Le riche est utile à un pays, car c’est lui qui, par son capital intellectuel et matériel, le tire vers le haut et participe au développement général :

« Un système qui repose sur la taxation de la richesse suppose qu’il y aura toujours de la richesse. Nous l’avons dit souvent. Par conséquent, il ne faut pas détruire les riches. On doit même les garder avec soin comme on préserve dans certains territoires des États-Unis et d’Afrique une faune en voie de disparition. »

« Il est tentant de faire supporter par les plus riches la plus forte part des charges publiques. C’est une tentation à laquelle les assemblées et les ministres des Finances succombent aisément. C’est même l’habitude des démocraties parce que la conviction populaire, profondément enracinée, est que les « gros » peuvent payer et qu’il leur en restera toujours plus qu’il ne leur en faut.
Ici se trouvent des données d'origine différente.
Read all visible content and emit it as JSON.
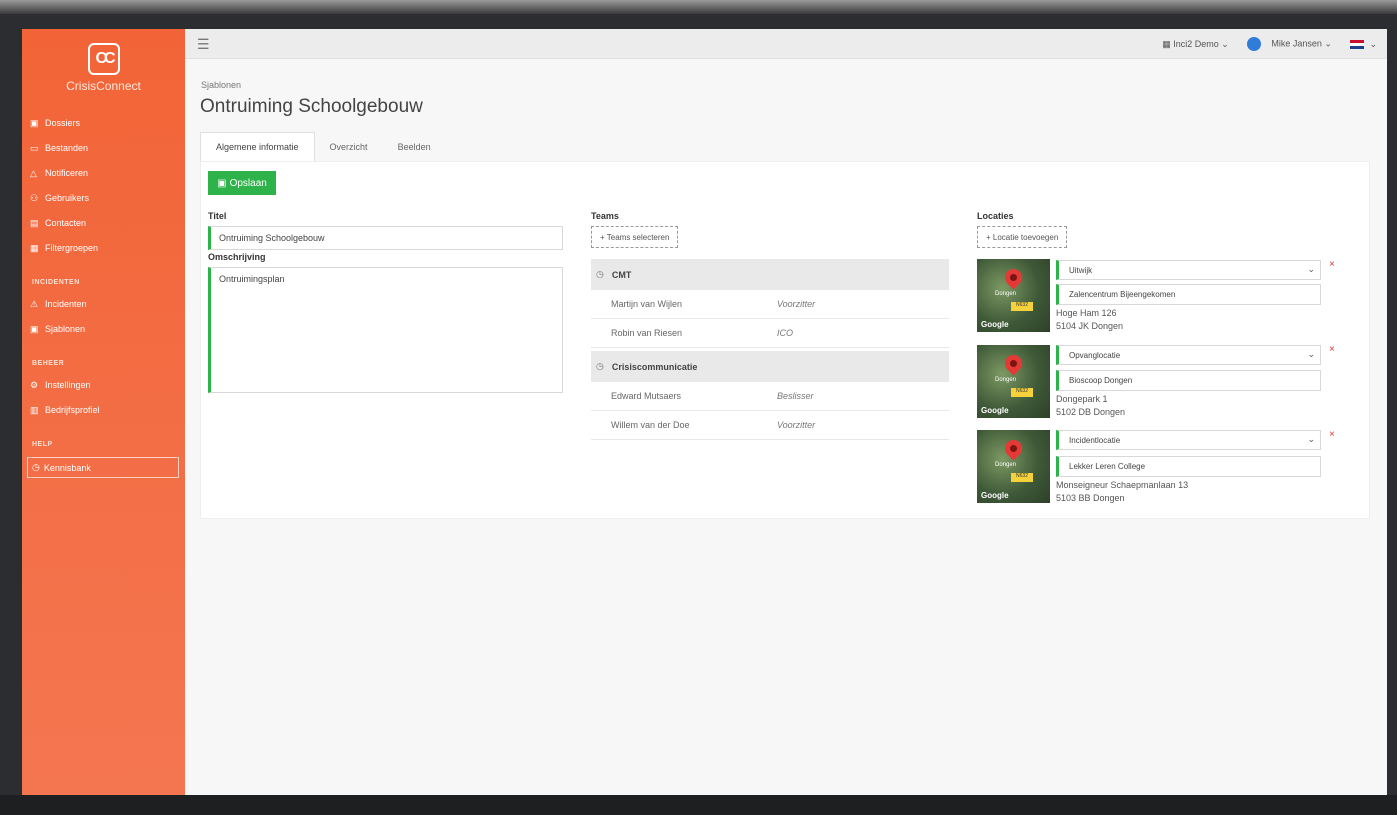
{
  "app": {
    "brand": "CrisisConnect",
    "logo_text": "CC"
  },
  "sidebar": {
    "items": [
      {
        "label": "Dossiers",
        "icon": "folder-icon"
      },
      {
        "label": "Bestanden",
        "icon": "file-icon"
      },
      {
        "label": "Notificeren",
        "icon": "bell-icon"
      },
      {
        "label": "Gebruikers",
        "icon": "users-icon"
      },
      {
        "label": "Contacten",
        "icon": "contact-card-icon"
      },
      {
        "label": "Filtergroepen",
        "icon": "filter-icon"
      }
    ],
    "section_incidents": "INCIDENTEN",
    "incident_items": [
      {
        "label": "Incidenten",
        "icon": "warning-icon"
      },
      {
        "label": "Sjablonen",
        "icon": "template-icon"
      }
    ],
    "section_beheer": "BEHEER",
    "beheer_items": [
      {
        "label": "Instellingen",
        "icon": "settings-icon"
      },
      {
        "label": "Bedrijfsprofiel",
        "icon": "building-icon"
      }
    ],
    "section_help": "HELP",
    "help_item": {
      "label": "Kennisbank",
      "icon": "help-circle-icon"
    }
  },
  "topbar": {
    "org": "Inci2 Demo",
    "user": "Mike Jansen",
    "language_flag": "flag-nl-icon"
  },
  "page": {
    "breadcrumb": "Sjablonen",
    "title": "Ontruiming Schoolgebouw",
    "tabs": [
      "Algemene informatie",
      "Overzicht",
      "Beelden"
    ],
    "save_label": "Opslaan"
  },
  "form": {
    "title_label": "Titel",
    "title_value": "Ontruiming Schoolgebouw",
    "description_label": "Omschrijving",
    "description_value": "Ontruimingsplan"
  },
  "teams": {
    "label": "Teams",
    "select_button": "+ Teams selecteren",
    "groups": [
      {
        "name": "CMT",
        "members": [
          {
            "name": "Martijn van Wijlen",
            "role": "Voorzitter"
          },
          {
            "name": "Robin van Riesen",
            "role": "ICO"
          }
        ]
      },
      {
        "name": "Crisiscommunicatie",
        "members": [
          {
            "name": "Edward Mutsaers",
            "role": "Beslisser"
          },
          {
            "name": "Willem van der Doe",
            "role": "Voorzitter"
          }
        ]
      }
    ]
  },
  "locations": {
    "label": "Locaties",
    "add_button": "+ Locatie toevoegen",
    "items": [
      {
        "type": "Uitwijk",
        "name": "Zalencentrum Bijeengekomen",
        "street": "Hoge Ham 126",
        "postal": "5104 JK Dongen"
      },
      {
        "type": "Opvanglocatie",
        "name": "Bioscoop Dongen",
        "street": "Dongepark 1",
        "postal": "5102 DB Dongen"
      },
      {
        "type": "Incidentlocatie",
        "name": "Lekker Leren College",
        "street": "Monseigneur Schaepmanlaan 13",
        "postal": "5103 BB Dongen"
      }
    ],
    "map_city": "Dongen",
    "map_road": "N632",
    "map_provider": "Google"
  },
  "colors": {
    "sidebar": "#f26437",
    "accent_green": "#2db34a",
    "remove_red": "#e53935"
  }
}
Autrement dit, tout le système repose sur ce postulat que les riches seront toujours riches ou qu’il y aura toujours des riches. »

Or le socialisme ne s’arrête jamais dans son délire redistributif. Il lui faut toujours plus d’impôts et toujours plus de prélèvements afin de financer le système social mis en place et dont l’assistanat lui permet de bénéficier d’une rente électorale :

« À Mégare, comme dans d’autres villes, dit Aristote, le parti populaire, s’étant emparé du pouvoir, commença par prononcer la confiscation des biens contre quelques familles riches. Mais, une fois dans cette voie, il ne fut pas possible de s’arrêter. Il fallut faire chaque jour quelques nouvelles victimes ; et, à la fin, le nombre des riches qu’on dépouilla et qu’on exila devint si grand qu’ils formèrent une armée. »

En diplomatie comme en économie, l’avenir a donné raison à Jacques Bainville, preuve de la validité des thèses de l’école libérale française. C’est une leçon qui a été retenue par Jacques Rueff lors du retour au pouvoir de De Gaulle en 1958 : avant de pouvoir projeter la France sur la scène mondiale, il faut d’abord nettoyer la maison et remettre de l’ordre dans le foyer. Que ce soit en 1919, en 1958 ou aujourd’hui, la leçon est toujours la même.